Sayılı günler kaldı, tamı tamına 36 gün. Belki de Türkiye'nin kaderinin gerçekten değişeceği çok ama çok önemli bir seçim.
Bu seçimin belirleyici özelliklerinden birisi de tabi ki “Z Kuşağı”. Ama bu kuşak maalesef ki bazı gerçeklerin farkında değil.
Doğru sandıkları yanlışlar, yanlış diye inandıkları onca doğru var ki... Büyük bir kısmı sadece büyüklerinden, çevrelerinden duydukları kadarıyla oy kullanmak için sandık başına gidecek.
Bu kuşağın yanında yine çok belirleyici bir kesim ise orta yaş ve yaşlı kesim. Bu kesim görüş olarak neredeyse z kuşağı ile tamamen farklı düşünüyor.
Tüm bu nedenlerden dolayı da seçimin büyük bir rekabet içerisinde geçeceği kesin. Her iki taraf da her an kendi doğrularını birbirlerine empoze etmeye çalışıyor.
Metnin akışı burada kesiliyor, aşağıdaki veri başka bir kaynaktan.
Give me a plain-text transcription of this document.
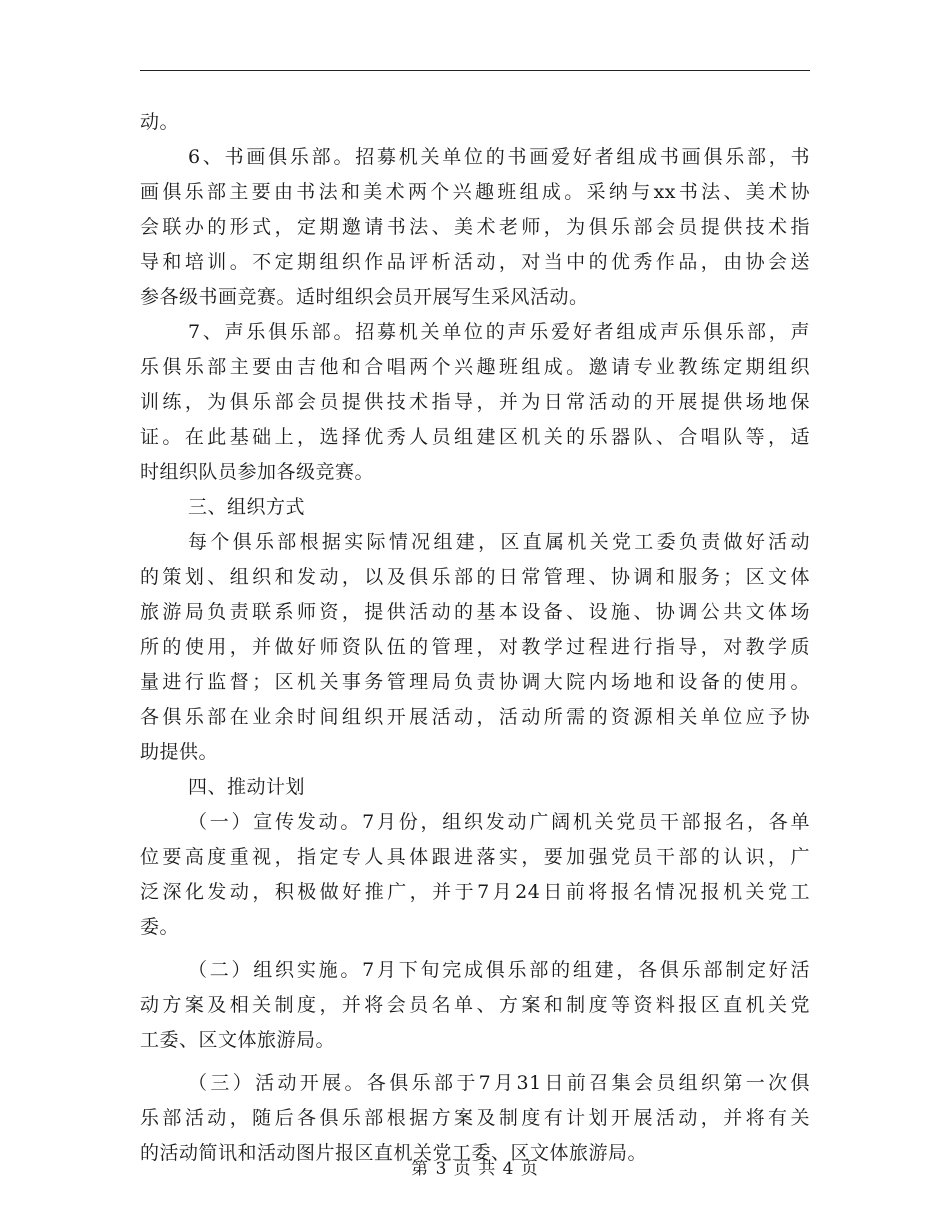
动。
6、书画俱乐部。招募机关单位的书画爱好者组成书画俱乐部，书
画俱乐部主要由书法和美术两个兴趣班组成。采纳与xx书法、美术协
会联办的形式，定期邀请书法、美术老师，为俱乐部会员提供技术指
导和培训。不定期组织作品评析活动，对当中的优秀作品，由协会送
参各级书画竞赛。适时组织会员开展写生采风活动。
7、声乐俱乐部。招募机关单位的声乐爱好者组成声乐俱乐部，声
乐俱乐部主要由吉他和合唱两个兴趣班组成。邀请专业教练定期组织
训练，为俱乐部会员提供技术指导，并为日常活动的开展提供场地保
证。在此基础上，选择优秀人员组建区机关的乐器队、合唱队等，适
时组织队员参加各级竞赛。
三、组织方式
每个俱乐部根据实际情况组建，区直属机关党工委负责做好活动
的策划、组织和发动，以及俱乐部的日常管理、协调和服务；区文体
旅游局负责联系师资，提供活动的基本设备、设施、协调公共文体场
所的使用，并做好师资队伍的管理，对教学过程进行指导，对教学质
量进行监督；区机关事务管理局负责协调大院内场地和设备的使用。
各俱乐部在业余时间组织开展活动，活动所需的资源相关单位应予协
助提供。
四、推动计划
（一）宣传发动。7月份，组织发动广阔机关党员干部报名，各单
位要高度重视，指定专人具体跟进落实，要加强党员干部的认识，广
泛深化发动，积极做好推广，并于7月24日前将报名情况报机关党工
委。
（二）组织实施。7月下旬完成俱乐部的组建，各俱乐部制定好活
动方案及相关制度，并将会员名单、方案和制度等资料报区直机关党
工委、区文体旅游局。
（三）活动开展。各俱乐部于7月31日前召集会员组织第一次俱
乐部活动，随后各俱乐部根据方案及制度有计划开展活动，并将有关
的活动简讯和活动图片报区直机关党工委、区文体旅游局。
第 3 页 共 4 页
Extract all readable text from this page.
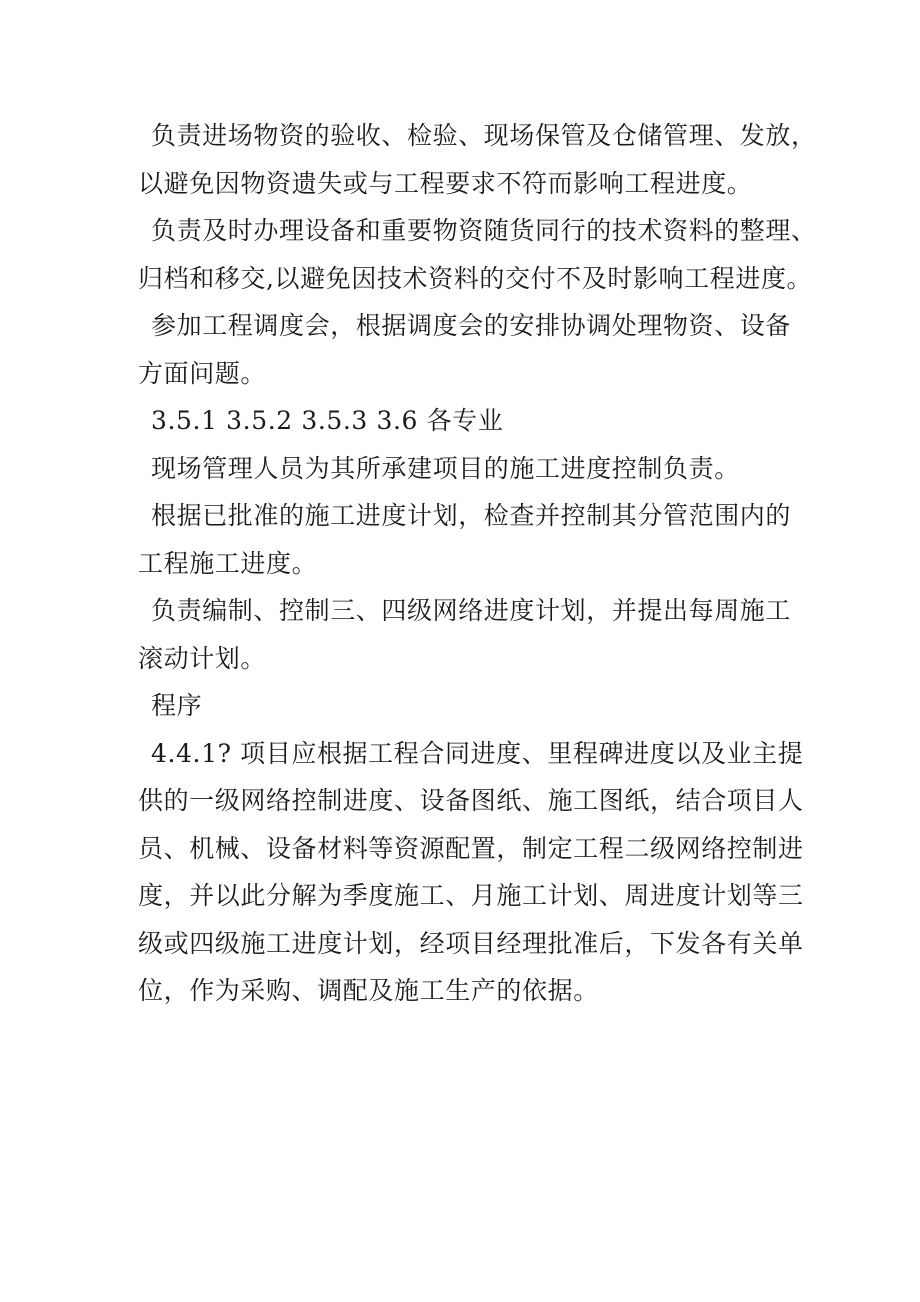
负责进场物资的验收、检验、现场保管及仓储管理、发放，
以避免因物资遗失或与工程要求不符而影响工程进度。
负责及时办理设备和重要物资随货同行的技术资料的整理、
归档和移交,以避免因技术资料的交付不及时影响工程进度。
参加工程调度会，根据调度会的安排协调处理物资、设备
方面问题。
3.5.1 3.5.2 3.5.3 3.6 各专业
现场管理人员为其所承建项目的施工进度控制负责。
根据已批准的施工进度计划，检查并控制其分管范围内的
工程施工进度。
负责编制、控制三、四级网络进度计划，并提出每周施工
滚动计划。
程序
4.4.1? 项目应根据工程合同进度、里程碑进度以及业主提
供的一级网络控制进度、设备图纸、施工图纸，结合项目人
员、机械、设备材料等资源配置，制定工程二级网络控制进
度，并以此分解为季度施工、月施工计划、周进度计划等三
级或四级施工进度计划，经项目经理批准后，下发各有关单
位，作为采购、调配及施工生产的依据。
Yaşlı kesim, yıllar önce yaşadıkları zorlukları ve unutulmaz olayları bu seçim için belirleyici bir neden olarak görürken z kuşağı ise kendince belli şeylere bakarak karar vermeye çalışıyor.
Peki doğru olan hangisi derseniz, bu cevabı siz değerli okuyuculara bırakmak istiyorum.
Bir tarafta geçmişten gelen maalesef ki acı tecrübeler yaşamış insanlar , diğer tarafta ise aslında belli zorluklar dışında gerçek zorluklarla çok fazla karşılaşmamış bir “Z Kuşağı” var.
Bunca karmaşanın içerisinde doğru olan ise herkesin olaylara, kişilere bakış açısıyla alakalı. Sadece çevreden duyduklarımızla değil de gerçekleri araştırarak karar vermek en doğrusu.
Evet şuan içinde bulunduğumuz bazı zorluklar tabi ki var ama bunlar sandık başına geçtiğinizde bize yol gösteren tek sebep olmamalı.
Ülkemizin, milletimizin, geleceğimizin selameti için bu süreçte her şeyi enine boyuna düşünmeli ve sandık başına öyle gitmeliyiz. Bu seçim ülkemiz için çok kıymetli.
Kendimiz, geleceğimiz, milletimiz için en doğru kararı en doğru şekilde vermeliyiz.